Arbitrators and judges are legal professionals who help parties resolve legal issues. They listen to the arguments of everyone involved and apply relevant laws to decide on various cases. However, that’s as far as the similarity between these two professions go. They hold very important differences in terms of their qualifications, the work they do and the process they undertake to resolve the cases they handle.

An arbitrator is an impartial third party who hears and decides on disputes between parties out of the court system. An arbitrator can be an attorney, accountant or other professional who holds vast and extensive experience in a particular field. In many states, they are required to finish a mediation course and a specialized training course before they can become full-fledged arbitrators. A judge, on the other hand, hears cases in the formal confines of the court system. Judges are typically lawyers who have extensive experience. They also need to have political support since most positions require them to be appointed or elected.

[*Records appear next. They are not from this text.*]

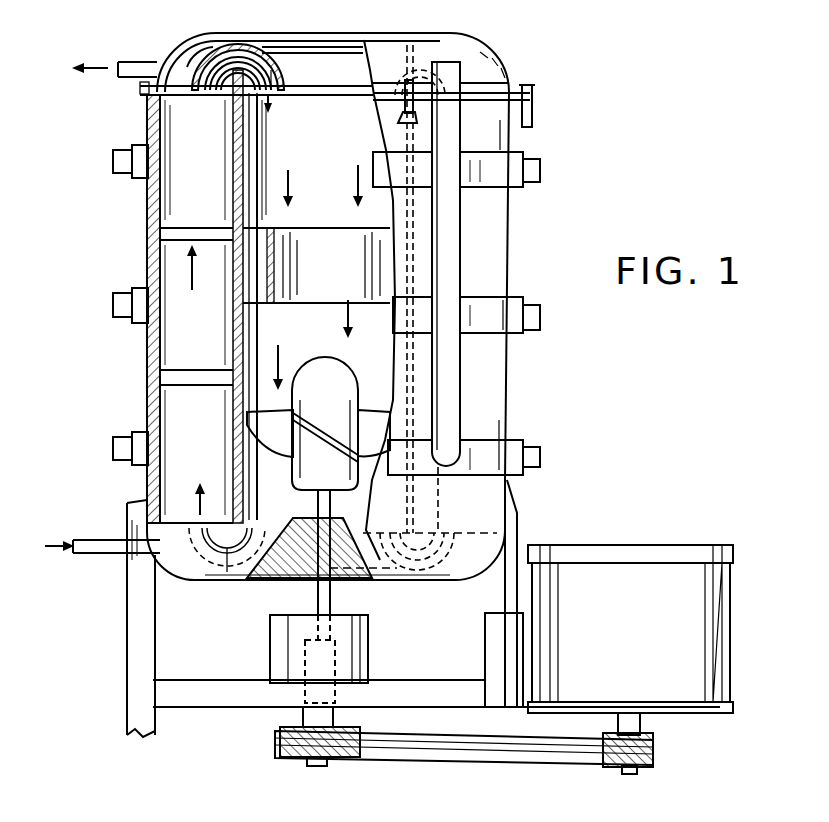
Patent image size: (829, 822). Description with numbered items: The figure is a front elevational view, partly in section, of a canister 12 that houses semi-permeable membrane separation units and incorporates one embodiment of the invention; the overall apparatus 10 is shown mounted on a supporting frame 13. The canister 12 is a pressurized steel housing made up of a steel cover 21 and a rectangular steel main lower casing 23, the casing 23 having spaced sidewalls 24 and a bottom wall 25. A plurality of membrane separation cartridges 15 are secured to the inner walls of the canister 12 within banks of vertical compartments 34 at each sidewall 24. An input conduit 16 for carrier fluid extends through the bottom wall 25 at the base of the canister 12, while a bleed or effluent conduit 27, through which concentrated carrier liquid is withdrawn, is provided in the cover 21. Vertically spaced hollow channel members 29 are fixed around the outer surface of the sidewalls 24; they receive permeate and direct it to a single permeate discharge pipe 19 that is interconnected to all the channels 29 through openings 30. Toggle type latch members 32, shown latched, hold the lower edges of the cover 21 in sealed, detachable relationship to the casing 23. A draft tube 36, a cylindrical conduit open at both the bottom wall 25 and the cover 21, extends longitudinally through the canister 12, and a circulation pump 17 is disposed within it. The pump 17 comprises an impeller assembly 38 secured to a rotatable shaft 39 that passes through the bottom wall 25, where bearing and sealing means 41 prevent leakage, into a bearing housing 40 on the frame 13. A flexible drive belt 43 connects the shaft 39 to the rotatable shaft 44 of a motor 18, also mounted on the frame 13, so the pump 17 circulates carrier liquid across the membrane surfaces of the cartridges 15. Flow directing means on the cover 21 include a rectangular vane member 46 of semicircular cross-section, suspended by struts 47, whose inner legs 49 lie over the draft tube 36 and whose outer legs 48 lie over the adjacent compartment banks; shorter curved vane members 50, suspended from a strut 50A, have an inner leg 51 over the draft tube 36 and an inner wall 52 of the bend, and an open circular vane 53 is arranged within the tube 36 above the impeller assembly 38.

The apparatus 10 is at (522, 243).
The canister 12 is at (156, 235).
The supporting frame 13 is at (130, 703).
The membrane separation cartridges 15 is at (207, 180).
The input conduit 16 is at (127, 552).
The circulation pump 17 is at (333, 383).
The motor 18 is at (710, 612).
The permeate discharge pipe 19 is at (447, 280).
The cover 21 is at (520, 66).
The main lower casing 23 is at (484, 487).
The sidewalls 24 is at (493, 408).
The bottom wall 25 is at (395, 592).
The effluent conduit 27 is at (133, 67).
The hollow channel members 29 is at (137, 463).
The openings 30 is at (436, 160).
The toggle type latch members 32 is at (393, 113).
The vertical compartments 34 is at (180, 383).
The draft tube 36 is at (326, 163).
The impeller assembly 38 is at (283, 447).
The rotatable shaft 39 is at (322, 600).
The bearing housing 40 is at (347, 657).
The bearing and sealing means 41 is at (300, 533).
The flexible drive belt 43 is at (493, 753).
The rotatable shaft 44 is at (643, 727).
The vane member 46 is at (284, 56).
The struts 47 is at (228, 43).
The outer legs 48 is at (208, 78).
The inner legs 49 is at (265, 92).
The curved vane members 50 is at (257, 57).
The strut 50A is at (227, 58).
The inner leg 51 is at (258, 95).
The inner wall 52 is at (230, 82).
The open circular vane 53 is at (285, 297).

Arbitrators and judges perform different tasks. Arbitrators do their best to get both parties to talk with each other so they can move towards a mutually-acceptable agreement. They handle civil cases in a private and typically informal proceeding. While arbitrators allow lawyers to be present during the arbitration, the role the latter plays is very limited. Judges, on the other hand, conduct pretrial hearings and based on the evidence presented, will determine if the case should go to trial. Judges hear both civil and criminal cases in a courtroom following formal legal procedures. Lawyers play a very important role in the litigation process—in fact, judges mainly address clients through their lawyers in the hearing.

Another important difference between arbitrators and judges is in the availability of appeal once they have given their decision. In many cases, the decision of the arbitrator is binding and once rendered, cannot be appealed. When a judge renders his or her decision, however, parties may appeal it at different levels of the judicial system. It should be noted that parties may appeal an arbitrator’s decision if the option to appeal is part of the arbitration clause. In some cases, a judge can also remove the decision of the arbitrator if the complainant can prove that the arbitrator was biased to the other party. There is no official record of the proceedings handled by arbitrators while everything that happens in court hearings is formally recorded by court reporters.

Arbitrators are also different from judges in terms of who chooses them to handle a case and the waiting times for cases to be heard. The parties involved in the hearing typically choose the arbitrator to hear their case. In the litigation process, however, the court appoints the judge who will handle a particular case and the parties have no say in the matter. As far as the quickness by which the process is handled, arbitrators offer speedier resolution to cases before them compared to the ones handled by judges that usually take months or years before a decision is arrived at.